Legal trouble isn't the only set of consequences that come with abandoning animals. Many seem to forget the consequences that the animals face when left to fend for themselves. Remember Robinson? Abandoned animals regularly face the wrath of vehicular traffic and the excruciating pain of starvation. We also can never forget the animal control officers and the animal welfare professionals that work tirelessly to bring these animals back from the edge of death and psychological despair so that they may find a home and live a normal life.
Preventing Animal Abandonment
First of all, let's start by acknowledging that life can throw some serious curveballs. It's understandable that some pet owners may find themselves facing financial hardship or unexpected changes in their lifestyle. That's why it's important to spread the word about the resources available to help pet owners in need. Engourage your local animal shelter and local animal welfare groups to share information about low-cost vet clinics, pet food banks, and other community resources that can help people keep their pets happy and healthy, even during tough times.
Secondly, let's talk about the importance of education. As a former animal shelter worker, I can't tell you how many times I've heard people say they didn't realize the commitment required to care for a pet. By educating ourselves and others about what it really means to be a responsible pet owner, we can help prevent pets from being surrendered or abandoned in the first place. This could be as simple as sharing articles or videos on social media about the responsibilities of pet ownership, or volunteering at local schools or community centers to teach kids about how to care for their pets. By doing this, it allows households to go into pet ownership knowing the basics and how to find information on growing their knowlegde.

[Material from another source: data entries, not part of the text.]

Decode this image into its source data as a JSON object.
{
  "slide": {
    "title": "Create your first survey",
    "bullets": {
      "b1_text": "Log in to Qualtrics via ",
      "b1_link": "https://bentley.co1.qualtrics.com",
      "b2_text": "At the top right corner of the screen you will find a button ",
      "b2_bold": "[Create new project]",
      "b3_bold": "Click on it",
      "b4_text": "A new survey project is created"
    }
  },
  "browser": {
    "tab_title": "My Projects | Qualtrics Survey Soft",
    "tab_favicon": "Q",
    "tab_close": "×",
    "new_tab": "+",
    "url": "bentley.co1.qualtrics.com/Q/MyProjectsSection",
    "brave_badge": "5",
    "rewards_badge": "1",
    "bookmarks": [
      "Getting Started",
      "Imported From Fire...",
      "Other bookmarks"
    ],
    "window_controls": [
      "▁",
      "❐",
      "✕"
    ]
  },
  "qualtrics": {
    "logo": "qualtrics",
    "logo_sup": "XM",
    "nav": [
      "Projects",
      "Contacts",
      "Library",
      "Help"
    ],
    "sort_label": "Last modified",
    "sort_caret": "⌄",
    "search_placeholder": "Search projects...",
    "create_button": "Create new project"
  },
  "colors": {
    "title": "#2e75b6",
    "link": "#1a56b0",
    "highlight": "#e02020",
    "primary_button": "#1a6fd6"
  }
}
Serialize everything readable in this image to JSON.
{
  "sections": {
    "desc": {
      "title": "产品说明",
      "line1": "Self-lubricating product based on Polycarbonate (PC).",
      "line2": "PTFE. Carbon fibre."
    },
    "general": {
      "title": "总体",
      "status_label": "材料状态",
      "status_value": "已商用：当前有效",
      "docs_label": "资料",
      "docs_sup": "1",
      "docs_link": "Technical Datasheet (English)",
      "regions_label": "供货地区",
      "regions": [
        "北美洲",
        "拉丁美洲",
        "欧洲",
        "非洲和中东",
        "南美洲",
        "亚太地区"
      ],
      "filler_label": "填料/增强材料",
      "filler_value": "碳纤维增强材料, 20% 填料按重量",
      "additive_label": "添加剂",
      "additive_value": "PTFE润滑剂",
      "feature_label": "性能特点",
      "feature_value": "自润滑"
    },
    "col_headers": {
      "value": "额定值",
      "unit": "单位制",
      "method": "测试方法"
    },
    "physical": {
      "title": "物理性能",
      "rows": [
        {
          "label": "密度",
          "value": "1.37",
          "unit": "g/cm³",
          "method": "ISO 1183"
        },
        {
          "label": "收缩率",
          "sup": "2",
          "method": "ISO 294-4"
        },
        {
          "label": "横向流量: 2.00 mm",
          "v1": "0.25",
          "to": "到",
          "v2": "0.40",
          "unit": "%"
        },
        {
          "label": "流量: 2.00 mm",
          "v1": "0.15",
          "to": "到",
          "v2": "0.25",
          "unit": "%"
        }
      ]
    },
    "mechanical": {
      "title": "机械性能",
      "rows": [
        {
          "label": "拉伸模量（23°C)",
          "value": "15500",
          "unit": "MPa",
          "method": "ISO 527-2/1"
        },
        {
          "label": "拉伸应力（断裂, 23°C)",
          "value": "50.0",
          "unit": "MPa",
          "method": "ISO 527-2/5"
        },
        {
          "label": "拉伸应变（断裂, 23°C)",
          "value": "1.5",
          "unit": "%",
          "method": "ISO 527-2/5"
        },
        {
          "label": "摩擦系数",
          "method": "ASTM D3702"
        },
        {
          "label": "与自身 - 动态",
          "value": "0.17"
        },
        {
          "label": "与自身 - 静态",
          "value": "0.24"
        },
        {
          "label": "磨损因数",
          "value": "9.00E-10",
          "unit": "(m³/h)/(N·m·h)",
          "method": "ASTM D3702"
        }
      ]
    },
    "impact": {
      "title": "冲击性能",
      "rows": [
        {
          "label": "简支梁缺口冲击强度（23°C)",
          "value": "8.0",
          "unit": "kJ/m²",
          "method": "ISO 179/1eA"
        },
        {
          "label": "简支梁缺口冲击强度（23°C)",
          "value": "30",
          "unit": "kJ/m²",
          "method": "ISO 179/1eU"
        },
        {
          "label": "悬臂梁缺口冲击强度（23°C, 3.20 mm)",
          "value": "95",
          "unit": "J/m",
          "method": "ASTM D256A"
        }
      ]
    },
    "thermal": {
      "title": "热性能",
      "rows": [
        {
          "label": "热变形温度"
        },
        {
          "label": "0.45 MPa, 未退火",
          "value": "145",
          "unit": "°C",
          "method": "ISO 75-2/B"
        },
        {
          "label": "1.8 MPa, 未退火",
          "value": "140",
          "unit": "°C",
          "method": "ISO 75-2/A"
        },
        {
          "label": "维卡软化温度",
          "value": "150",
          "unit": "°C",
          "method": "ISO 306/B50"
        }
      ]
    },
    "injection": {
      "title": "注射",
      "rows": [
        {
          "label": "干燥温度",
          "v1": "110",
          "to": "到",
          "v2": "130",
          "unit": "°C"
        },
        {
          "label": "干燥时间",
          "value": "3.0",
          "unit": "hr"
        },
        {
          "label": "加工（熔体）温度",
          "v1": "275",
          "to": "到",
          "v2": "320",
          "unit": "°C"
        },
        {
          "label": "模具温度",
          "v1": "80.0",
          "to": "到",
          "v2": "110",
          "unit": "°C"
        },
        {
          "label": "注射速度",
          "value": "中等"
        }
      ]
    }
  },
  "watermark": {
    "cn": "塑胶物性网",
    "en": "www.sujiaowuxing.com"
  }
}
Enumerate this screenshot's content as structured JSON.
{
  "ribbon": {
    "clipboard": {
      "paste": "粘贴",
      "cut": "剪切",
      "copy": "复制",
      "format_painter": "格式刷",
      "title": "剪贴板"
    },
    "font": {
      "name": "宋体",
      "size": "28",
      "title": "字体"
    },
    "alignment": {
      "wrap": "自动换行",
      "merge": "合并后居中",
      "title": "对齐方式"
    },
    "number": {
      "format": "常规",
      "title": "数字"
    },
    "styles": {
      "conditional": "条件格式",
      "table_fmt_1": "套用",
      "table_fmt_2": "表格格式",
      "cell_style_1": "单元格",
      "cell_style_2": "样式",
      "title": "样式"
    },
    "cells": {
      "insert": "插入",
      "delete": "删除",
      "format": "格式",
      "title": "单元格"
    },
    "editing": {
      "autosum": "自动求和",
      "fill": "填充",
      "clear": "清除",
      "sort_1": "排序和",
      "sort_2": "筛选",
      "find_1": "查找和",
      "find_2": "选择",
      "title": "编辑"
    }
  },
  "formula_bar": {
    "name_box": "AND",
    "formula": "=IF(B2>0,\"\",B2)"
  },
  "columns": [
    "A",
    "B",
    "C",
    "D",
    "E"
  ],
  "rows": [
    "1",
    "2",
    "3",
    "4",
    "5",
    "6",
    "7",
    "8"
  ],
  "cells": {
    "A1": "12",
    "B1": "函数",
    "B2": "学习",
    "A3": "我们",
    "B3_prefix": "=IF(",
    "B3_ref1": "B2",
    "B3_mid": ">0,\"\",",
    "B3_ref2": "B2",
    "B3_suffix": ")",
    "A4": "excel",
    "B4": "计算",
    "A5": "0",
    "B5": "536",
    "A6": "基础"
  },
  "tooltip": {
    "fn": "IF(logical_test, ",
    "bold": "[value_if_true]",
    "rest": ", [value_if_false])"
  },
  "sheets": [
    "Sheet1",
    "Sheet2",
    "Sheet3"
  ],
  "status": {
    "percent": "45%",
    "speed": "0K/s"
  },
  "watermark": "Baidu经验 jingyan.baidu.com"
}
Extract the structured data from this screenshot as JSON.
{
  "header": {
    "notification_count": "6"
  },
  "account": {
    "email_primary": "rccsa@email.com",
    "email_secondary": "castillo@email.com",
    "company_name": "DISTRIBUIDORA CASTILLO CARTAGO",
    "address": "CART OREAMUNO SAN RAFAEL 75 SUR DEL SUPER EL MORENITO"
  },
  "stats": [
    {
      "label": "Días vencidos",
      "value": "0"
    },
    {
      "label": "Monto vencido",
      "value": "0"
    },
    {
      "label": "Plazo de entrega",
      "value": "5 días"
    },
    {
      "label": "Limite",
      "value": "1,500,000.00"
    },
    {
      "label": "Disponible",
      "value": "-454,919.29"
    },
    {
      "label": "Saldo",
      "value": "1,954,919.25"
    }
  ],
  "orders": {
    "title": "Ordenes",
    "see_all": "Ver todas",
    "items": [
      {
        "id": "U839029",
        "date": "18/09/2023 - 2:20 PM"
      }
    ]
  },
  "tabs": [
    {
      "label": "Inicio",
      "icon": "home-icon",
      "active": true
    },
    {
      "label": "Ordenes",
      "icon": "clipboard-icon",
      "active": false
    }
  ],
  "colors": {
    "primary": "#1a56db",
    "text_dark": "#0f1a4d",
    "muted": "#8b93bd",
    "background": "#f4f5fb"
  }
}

Lastly, let's not forget about the importance of adoption! By adopting a pet from a shelter or rescue organization, you're not only giving a loving home to an animal in need, but you're also freeing up resources and space for other animals in need. Plus, adopted pets often make some of the most loyal and loving companions around. So, let's spread the word about adoption and encourage our friends and family to consider adopting their next furry friend. Together, we can make a difference in the lives of animals and their owners, and help prevent animal abandonment.